The lack of safety presents itself in the form of reorgs where a chain can suddenly switch between forks of arbitrary depth. Obviously this is undesirable and eth1 deals with this by having users make assumptions about how long miners' blocks will take to be communicated with the rest of the network, this takes the form of waiting for confirmations. Eth2, by contrast, makes no such assumptions.
The friendly finality gadget
A blockchain without any notion of safety is useless because no decisions could be reached and users could not agree on the state of the chain. Enter Casper the Friendly Finality Gadget (Casper FFG). Casper FFG is a mechanism which favours safety over liveness when making decisions. This means that while the decisions it makes are final, under poor network conditions, it may not be able to decide on anything.
FFG is a crypto-economic adaption of the classic Practical Byzantine Fault Tolerent (PBFT) which has phases where nodes first indicate that they'd like to agree on something (justification) and then agree that they've seen each other agreeing (finalisation).
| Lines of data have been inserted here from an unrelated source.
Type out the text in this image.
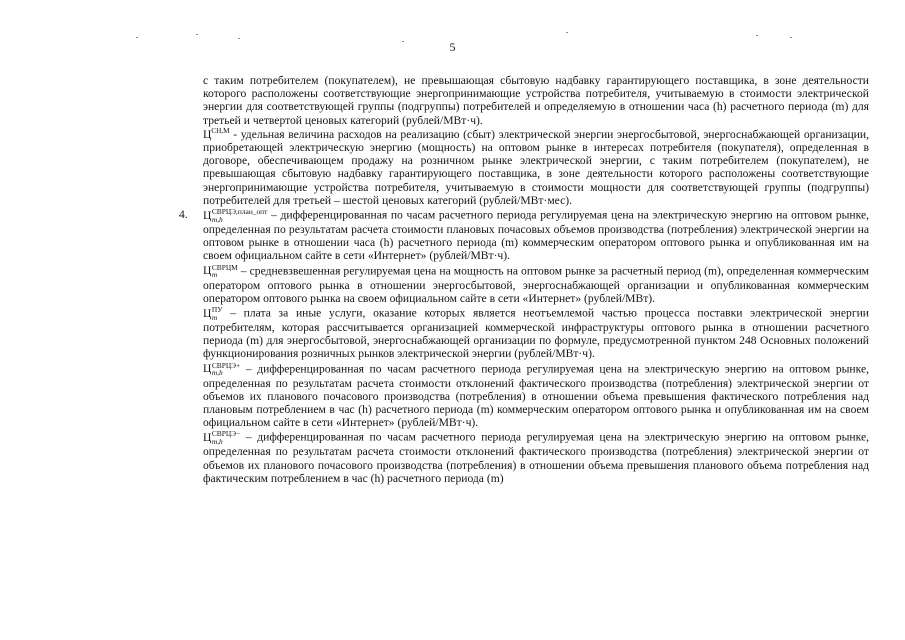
5

с таким потребителем (покупателем), не превышающая сбытовую надбавку гарантирующего поставщика, в зоне деятельности которого расположены соответствующие энергопринимающие устройства потребителя, учитываемую в стоимости электрической энергии для соответствующей группы (подгруппы) потребителей и определяемую в отношении часа (h) расчетного периода (m) для третьей и четвертой ценовых категорий (рублей/МВт·ч).

$Ц^{СН,М}$ - удельная величина расходов на реализацию (сбыт) электрической энергии энергосбытовой, энергоснабжающей организации, приобретающей электрическую энергию (мощность) на оптовом рынке в интересах потребителя (покупателя), определенная в договоре, обеспечивающем продажу на розничном рынке электрической энергии, с таким потребителем (покупателем), не превышающая сбытовую надбавку гарантирующего поставщика, в зоне деятельности которого расположены соответствующие энергопринимающие устройства потребителя, учитываемую в стоимости мощности для соответствующей группы (подгруппы) потребителей для третьей – шестой ценовых категорий (рублей/МВт·мес).

4. Ц СВРЦЭ,план_опт
m,h	– дифференцированная по часам расчетного периода регулируемая цена на электрическую энергию на оптовом рынке, определенная по результатам расчета стоимости плановых почасовых объемов производства (потребления) электрической энергии на оптовом рынке в отношении часа (h) расчетного периода (m) коммерческим оператором оптового рынка и опубликованная им на своем официальном сайте в сети «Интернет» (рублей/МВт·ч).

Ц СВРЦМ
m	– средневзвешенная регулируемая цена на мощность на оптовом рынке за расчетный период (m), определенная коммерческим оператором оптового рынка в отношении энергосбытовой, энергоснабжающей организации и опубликованная коммерческим оператором оптового рынка на своем официальном сайте в сети «Интернет» (рублей/МВт).

Ц ПУ
m – плата за иные услуги, оказание которых является неотъемлемой частью процесса поставки электрической энергии потребителям, которая рассчитывается организацией коммерческой инфраструктуры оптового рынка в отношении расчетного периода (m) для энергосбытовой, энергоснабжающей организации по формуле, предусмотренной пунктом 248 Основных положений функционирования розничных рынков электрической энергии (рублей/МВт·ч).

Ц СВРЦЭ+
m,h	– дифференцированная по часам расчетного периода регулируемая цена на электрическую энергию на оптовом рынке, определенная по результатам расчета стоимости отклонений фактического производства (потребления) электрической энергии от объемов их планового почасового производства (потребления) в отношении объема превышения фактического потребления над плановым потреблением в час (h) расчетного периода (m) коммерческим оператором оптового рынка и опубликованная им на своем официальном сайте в сети «Интернет» (рублей/МВт·ч).

Ц СВРЦЭ−
m,h	– дифференцированная по часам расчетного периода регулируемая цена на электрическую энергию на оптовом рынке, определенная по результатам расчета стоимости отклонений фактического производства (потребления) электрической энергии от объемов их планового почасового производства (потребления) в отношении объема превышения планового объема потребления над фактическим потреблением в час (h) расчетного периода (m)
Eth2 does not try to justify and finalise every slot (the time when a block is expected to be produced), but instead only every 32 slots. Collectively, 32 slots is called an epoch. First, validators sign that they agree with all 32 blocks in an epoch. Then, if do so, the block is justified. In a later epoch, validators get another chance to vote to indicate that they have seen the earlier justified epoch and if do this, the epoch is finalised and is forever a part of the eth2 chain.
FFG employs a clever trick. Votes actually consist of two sub-votes, one for the epoch that is attempting to be justified and another for an earlier epoch that is to become finalised. This saves a lot of extra communication between nodes and helps to achieve the goal of scaling to millions of validators.
Two ghosts in a trench coat
Consensus within eth2 relies on both LMD-GHOST – which adds new blocks and decides what the head of the chain is – and Casper FFG which makes the final decision on which blocks are and are not a part of the chain. GHOST’s favourable liveness properties allow new blocks to quickly and efficiently be added to the chain, while FFG follows behind to provide safety by finalising epochs.
The two protocols are merged by running GHOST from the last finalised block as decided upon by FFG. By construction, the last finalised block is always a part of the chain which means GHOST doesn't need to consider earlier blocks.
In the normal case when blocks are being produced and validators are voting on them, these blocks are added to the head of the chain by GHOST, and not long after justified and finalised by FFG (which considers the last few epochs).
If there is an attack on the network and/or a large proportion of validators go offline, then GHOST continues adding new blocks. However, since GHOST is live, but not safe, it may change its mind about the head of the chain – this is because new blocks are continually added to the chain, which means nodes keep learning new information. FFG on the other hand, favours safety over liveness meaning that it stops finalising blocks until the network is stable enough for validators to vote consistently again.